Evaluation of high-resolution shadowing applied to freeze-fractured, deep-etched particles: 3-D helical reconstruction of shadowed actin filaments

Abstract

Images of shadowed F-actin filaments on mica surfaces obtained using a quick-freeze, freeze-fracture, deep-etch technique were subjected to conventional 3-D helical reconstruction methods. Although the shadowing must vary systematically from subunit to subunit, the computed transforms of isolated filaments were characteristic of the helical actin transform. Helical reconstruction was therefore judged to be valid. The theoretical basis for such reconstruction is outlined. The reconstructions showed an average thin (about 3 nm) layer of shadow on the filament surface and both the outer and the inner surfaces of the shadow layer could be visualized.

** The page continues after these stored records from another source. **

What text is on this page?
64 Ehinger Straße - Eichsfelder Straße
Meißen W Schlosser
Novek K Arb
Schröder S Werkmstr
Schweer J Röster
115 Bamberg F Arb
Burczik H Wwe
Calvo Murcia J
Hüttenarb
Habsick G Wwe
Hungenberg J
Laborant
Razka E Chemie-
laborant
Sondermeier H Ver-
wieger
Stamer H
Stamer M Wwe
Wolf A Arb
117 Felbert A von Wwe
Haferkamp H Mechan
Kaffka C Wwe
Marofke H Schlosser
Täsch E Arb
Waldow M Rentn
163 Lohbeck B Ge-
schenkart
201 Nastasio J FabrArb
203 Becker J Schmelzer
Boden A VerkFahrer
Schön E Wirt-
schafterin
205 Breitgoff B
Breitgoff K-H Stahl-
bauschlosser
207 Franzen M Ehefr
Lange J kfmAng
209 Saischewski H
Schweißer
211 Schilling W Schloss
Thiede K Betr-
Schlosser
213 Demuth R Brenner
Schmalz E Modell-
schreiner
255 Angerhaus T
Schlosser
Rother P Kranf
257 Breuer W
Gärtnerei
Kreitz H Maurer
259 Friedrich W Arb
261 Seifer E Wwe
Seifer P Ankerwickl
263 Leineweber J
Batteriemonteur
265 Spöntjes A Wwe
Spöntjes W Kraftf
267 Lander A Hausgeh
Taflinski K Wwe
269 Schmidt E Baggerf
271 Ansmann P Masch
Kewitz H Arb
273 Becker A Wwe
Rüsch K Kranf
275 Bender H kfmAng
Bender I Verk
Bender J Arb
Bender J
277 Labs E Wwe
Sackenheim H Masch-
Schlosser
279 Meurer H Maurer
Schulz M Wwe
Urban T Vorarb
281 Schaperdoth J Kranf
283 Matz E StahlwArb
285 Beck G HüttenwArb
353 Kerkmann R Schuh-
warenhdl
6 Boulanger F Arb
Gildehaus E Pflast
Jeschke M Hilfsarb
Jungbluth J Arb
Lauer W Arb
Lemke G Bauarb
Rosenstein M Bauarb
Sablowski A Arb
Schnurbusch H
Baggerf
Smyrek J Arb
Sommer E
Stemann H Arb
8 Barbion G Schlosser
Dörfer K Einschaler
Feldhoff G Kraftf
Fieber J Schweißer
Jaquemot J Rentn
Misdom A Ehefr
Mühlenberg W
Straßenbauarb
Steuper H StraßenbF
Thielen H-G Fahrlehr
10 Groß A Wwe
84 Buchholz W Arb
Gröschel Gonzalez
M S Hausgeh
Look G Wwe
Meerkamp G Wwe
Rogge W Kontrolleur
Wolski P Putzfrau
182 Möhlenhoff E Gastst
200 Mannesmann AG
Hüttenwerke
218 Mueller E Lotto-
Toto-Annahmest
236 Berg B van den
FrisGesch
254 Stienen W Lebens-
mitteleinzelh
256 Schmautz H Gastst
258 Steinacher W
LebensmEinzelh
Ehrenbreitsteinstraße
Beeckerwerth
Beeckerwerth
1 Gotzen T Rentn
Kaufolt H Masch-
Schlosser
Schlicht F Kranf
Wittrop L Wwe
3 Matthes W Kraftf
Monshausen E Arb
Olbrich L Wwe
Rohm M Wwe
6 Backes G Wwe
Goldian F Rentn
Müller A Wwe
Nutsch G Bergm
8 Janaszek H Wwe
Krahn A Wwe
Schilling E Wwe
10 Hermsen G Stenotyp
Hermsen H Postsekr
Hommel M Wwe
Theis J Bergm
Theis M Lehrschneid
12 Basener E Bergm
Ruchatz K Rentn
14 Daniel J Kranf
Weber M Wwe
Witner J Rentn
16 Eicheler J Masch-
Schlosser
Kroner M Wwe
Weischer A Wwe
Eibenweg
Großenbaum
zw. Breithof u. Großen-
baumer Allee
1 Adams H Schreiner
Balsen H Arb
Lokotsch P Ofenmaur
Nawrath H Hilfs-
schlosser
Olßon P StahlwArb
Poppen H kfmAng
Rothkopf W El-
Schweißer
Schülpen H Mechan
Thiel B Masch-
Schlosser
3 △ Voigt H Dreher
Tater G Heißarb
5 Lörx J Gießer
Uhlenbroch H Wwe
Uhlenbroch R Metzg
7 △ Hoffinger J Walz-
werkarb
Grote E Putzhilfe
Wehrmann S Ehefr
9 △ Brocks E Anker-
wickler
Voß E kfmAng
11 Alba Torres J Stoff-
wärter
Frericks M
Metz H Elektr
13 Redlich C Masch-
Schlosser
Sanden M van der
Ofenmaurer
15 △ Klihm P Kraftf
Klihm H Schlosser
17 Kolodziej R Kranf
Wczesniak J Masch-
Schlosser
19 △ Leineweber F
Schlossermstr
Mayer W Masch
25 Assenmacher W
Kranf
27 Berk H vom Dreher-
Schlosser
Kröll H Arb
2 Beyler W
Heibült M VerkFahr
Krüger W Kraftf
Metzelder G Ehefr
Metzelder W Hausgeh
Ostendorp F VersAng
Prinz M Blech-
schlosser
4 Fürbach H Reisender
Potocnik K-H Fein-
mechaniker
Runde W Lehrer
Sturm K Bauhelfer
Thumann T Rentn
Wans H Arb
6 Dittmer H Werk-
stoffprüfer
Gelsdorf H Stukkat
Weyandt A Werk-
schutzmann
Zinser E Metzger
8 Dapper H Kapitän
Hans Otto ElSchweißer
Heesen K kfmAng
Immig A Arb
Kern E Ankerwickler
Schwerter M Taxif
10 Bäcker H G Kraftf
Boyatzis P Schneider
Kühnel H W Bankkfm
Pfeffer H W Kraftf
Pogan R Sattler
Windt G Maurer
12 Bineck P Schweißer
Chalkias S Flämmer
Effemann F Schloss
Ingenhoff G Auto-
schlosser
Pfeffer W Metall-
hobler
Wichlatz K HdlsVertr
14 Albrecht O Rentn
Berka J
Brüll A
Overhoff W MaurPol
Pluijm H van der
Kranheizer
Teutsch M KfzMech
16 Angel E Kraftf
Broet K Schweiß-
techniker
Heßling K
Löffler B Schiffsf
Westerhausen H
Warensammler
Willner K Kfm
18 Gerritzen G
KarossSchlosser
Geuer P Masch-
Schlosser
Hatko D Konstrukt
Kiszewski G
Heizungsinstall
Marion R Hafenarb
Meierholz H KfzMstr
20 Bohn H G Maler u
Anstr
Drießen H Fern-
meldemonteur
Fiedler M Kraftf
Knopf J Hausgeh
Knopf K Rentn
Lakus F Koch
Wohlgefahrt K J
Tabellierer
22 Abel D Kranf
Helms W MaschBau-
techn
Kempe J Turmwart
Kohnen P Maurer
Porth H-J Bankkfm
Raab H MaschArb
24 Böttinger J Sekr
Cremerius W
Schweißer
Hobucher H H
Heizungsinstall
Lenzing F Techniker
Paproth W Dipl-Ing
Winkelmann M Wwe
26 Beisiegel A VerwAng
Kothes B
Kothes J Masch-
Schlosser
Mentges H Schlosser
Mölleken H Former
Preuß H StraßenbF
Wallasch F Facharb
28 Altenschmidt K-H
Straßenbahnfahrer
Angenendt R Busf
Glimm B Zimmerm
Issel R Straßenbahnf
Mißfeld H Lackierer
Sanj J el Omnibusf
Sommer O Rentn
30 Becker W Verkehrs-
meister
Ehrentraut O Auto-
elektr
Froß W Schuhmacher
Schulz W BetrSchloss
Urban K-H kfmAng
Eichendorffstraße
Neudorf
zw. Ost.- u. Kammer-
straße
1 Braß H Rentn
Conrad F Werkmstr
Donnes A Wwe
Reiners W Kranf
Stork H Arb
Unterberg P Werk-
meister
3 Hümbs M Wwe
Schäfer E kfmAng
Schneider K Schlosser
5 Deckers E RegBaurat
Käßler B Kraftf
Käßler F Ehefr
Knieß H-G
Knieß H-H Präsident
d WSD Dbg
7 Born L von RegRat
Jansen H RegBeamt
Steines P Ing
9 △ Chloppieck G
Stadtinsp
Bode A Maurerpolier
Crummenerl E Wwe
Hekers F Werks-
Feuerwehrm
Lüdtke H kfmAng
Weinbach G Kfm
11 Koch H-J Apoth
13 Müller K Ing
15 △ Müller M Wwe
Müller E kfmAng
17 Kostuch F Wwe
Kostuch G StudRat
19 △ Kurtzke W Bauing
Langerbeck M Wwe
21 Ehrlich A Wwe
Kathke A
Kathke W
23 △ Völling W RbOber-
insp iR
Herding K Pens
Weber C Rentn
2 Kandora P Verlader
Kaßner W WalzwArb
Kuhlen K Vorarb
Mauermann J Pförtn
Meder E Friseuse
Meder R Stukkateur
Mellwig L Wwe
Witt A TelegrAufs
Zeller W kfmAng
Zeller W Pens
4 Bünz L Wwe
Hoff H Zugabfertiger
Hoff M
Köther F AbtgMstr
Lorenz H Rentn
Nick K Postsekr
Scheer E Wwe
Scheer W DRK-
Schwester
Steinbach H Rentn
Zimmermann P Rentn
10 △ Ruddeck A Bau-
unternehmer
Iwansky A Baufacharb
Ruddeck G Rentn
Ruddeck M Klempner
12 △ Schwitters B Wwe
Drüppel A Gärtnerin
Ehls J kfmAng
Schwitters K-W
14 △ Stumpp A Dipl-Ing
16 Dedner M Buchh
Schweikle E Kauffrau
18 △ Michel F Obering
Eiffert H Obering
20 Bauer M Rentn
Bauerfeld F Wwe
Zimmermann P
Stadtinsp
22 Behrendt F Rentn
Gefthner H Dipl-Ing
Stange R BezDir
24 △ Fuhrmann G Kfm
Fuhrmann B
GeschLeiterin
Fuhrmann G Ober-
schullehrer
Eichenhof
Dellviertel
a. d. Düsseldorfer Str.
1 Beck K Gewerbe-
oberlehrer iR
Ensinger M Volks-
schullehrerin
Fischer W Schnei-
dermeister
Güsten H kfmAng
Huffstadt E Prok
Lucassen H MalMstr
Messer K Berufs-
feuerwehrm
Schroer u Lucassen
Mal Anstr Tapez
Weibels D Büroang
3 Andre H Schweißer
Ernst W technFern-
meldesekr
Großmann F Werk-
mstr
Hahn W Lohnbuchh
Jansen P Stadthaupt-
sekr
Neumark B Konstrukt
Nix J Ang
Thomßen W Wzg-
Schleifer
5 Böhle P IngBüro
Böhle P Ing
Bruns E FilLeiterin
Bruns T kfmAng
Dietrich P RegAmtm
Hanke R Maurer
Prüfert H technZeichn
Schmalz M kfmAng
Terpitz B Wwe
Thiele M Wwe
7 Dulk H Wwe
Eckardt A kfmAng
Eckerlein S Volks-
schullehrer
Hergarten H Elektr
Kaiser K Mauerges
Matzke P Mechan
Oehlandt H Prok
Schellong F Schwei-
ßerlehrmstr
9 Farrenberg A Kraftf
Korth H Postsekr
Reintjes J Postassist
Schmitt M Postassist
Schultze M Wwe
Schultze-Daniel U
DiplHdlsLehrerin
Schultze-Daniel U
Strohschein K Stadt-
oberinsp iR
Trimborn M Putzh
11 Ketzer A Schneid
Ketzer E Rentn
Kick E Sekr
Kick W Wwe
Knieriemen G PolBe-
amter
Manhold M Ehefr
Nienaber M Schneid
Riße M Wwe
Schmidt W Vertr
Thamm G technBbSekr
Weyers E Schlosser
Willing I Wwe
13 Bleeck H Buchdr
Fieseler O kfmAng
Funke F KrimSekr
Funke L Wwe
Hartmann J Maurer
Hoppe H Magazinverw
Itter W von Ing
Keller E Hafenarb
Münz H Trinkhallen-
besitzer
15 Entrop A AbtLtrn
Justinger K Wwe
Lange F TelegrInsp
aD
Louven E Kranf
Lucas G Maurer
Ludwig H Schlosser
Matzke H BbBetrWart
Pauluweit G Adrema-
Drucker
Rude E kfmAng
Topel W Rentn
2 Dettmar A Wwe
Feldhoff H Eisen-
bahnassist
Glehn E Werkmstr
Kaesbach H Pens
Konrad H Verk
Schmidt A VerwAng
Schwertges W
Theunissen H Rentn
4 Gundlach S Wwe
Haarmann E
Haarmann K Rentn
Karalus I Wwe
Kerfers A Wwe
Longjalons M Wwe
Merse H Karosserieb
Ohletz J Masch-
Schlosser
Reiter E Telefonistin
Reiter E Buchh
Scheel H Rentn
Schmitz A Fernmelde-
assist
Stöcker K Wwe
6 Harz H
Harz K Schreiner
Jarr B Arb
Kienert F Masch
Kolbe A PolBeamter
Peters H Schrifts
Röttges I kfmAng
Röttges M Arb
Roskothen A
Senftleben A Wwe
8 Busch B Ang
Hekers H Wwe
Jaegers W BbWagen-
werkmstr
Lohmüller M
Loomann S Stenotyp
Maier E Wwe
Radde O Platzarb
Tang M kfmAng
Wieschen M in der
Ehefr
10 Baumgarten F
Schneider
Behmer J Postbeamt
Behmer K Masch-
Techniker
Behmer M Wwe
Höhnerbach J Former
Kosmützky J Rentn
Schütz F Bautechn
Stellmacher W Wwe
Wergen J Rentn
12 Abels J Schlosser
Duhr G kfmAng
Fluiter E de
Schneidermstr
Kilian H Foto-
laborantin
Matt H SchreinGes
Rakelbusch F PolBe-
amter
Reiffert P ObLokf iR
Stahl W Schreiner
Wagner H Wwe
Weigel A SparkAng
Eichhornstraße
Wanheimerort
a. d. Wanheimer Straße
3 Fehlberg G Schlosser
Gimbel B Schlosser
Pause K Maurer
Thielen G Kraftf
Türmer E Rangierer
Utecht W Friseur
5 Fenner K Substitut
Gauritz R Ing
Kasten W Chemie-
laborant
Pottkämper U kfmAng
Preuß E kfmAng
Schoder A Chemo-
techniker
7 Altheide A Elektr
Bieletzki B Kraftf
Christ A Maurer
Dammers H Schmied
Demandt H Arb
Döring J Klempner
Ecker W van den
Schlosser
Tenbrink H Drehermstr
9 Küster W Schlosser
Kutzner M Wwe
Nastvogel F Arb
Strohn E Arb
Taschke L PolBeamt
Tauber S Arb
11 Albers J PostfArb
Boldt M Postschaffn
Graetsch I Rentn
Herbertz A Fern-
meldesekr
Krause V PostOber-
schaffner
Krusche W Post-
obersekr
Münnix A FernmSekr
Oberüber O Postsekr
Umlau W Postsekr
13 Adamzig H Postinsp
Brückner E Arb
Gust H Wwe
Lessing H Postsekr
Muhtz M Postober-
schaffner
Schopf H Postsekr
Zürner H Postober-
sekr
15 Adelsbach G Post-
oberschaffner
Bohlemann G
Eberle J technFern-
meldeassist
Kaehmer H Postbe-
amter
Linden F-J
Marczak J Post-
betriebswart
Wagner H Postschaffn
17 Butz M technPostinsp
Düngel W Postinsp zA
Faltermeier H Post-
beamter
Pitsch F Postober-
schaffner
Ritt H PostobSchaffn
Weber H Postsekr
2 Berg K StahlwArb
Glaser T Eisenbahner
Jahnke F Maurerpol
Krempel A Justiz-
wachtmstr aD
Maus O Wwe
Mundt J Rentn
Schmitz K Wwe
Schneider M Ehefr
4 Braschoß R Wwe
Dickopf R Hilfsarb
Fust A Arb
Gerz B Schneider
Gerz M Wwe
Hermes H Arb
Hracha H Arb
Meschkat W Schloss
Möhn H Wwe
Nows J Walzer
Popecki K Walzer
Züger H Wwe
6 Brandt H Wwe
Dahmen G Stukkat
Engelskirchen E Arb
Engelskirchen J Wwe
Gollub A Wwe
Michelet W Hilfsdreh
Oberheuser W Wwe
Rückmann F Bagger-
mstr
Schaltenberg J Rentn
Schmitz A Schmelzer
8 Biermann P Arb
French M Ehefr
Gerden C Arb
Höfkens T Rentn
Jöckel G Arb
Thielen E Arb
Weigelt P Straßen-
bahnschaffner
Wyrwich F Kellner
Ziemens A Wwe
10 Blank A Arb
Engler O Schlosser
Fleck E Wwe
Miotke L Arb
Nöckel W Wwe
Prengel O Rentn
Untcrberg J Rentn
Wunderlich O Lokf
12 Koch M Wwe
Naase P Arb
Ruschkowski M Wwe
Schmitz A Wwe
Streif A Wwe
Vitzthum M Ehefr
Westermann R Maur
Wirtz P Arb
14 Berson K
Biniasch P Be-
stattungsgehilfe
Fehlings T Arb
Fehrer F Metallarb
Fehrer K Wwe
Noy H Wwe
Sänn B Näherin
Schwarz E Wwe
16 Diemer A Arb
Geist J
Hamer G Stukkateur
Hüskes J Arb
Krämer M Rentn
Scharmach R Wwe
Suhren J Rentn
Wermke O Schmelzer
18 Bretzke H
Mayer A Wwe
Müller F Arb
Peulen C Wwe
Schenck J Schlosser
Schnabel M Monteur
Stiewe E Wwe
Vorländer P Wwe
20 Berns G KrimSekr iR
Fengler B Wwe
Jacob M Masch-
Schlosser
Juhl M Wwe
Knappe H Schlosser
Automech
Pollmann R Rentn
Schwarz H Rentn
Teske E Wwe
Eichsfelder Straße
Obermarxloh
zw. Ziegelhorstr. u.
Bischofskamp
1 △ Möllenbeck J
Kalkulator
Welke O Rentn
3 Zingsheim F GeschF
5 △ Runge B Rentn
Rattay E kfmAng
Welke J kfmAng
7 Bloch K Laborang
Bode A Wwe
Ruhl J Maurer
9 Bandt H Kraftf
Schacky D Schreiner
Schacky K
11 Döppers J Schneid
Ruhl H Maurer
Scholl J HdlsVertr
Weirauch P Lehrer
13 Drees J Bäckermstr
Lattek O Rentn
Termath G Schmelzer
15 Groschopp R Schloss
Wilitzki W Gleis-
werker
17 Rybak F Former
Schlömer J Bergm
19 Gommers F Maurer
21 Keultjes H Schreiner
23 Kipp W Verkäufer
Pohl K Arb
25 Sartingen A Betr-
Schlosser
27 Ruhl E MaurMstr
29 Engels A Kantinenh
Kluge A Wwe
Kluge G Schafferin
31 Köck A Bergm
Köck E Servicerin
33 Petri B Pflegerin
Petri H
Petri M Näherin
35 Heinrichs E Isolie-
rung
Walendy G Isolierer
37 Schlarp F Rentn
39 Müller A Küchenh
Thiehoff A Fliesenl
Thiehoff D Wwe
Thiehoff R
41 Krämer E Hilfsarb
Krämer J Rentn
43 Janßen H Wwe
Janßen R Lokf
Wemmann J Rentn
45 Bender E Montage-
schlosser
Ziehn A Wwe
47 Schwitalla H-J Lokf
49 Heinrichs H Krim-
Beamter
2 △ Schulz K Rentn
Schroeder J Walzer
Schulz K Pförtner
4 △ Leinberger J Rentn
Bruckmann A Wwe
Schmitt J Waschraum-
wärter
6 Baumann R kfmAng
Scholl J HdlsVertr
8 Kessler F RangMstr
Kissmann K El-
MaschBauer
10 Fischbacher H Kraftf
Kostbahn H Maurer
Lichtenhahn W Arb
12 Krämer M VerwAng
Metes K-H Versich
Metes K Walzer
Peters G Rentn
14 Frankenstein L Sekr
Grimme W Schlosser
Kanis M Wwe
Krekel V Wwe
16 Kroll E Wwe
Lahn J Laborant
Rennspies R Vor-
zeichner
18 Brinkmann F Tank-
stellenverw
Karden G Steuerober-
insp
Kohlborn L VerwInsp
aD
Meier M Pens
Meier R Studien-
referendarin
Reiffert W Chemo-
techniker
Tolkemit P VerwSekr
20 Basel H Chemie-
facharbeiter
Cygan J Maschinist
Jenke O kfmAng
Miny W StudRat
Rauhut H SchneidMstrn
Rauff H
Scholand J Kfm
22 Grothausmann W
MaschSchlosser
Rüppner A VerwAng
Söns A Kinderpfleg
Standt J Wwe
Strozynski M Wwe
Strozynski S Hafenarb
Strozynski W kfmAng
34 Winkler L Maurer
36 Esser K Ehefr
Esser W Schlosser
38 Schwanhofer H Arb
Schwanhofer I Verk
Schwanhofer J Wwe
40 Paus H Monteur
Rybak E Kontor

By comparison with the F-actin structure postulated by Holmes et al. (1990) on the basis of the known structure of the actin monomer, it is shown that, at the resolution considered, the inner surface of the shadow provides a reasonably faithful outline of the molecular surface. This, in turn, confirms that the original 3-D structure of the protein molecules has been well preserved throughout the whole preparation procedure up to the final replica. The "shadowed" filaments can thus be correlated axially and azimuthally with known actin structures and, in principle, features such as myosin head location on decorated filaments can be determined. The result emphasizes the amount of detail present in good quality images of shadowed particles and, in this case, shows that detailed evaluation of molecules labeling actin can be made.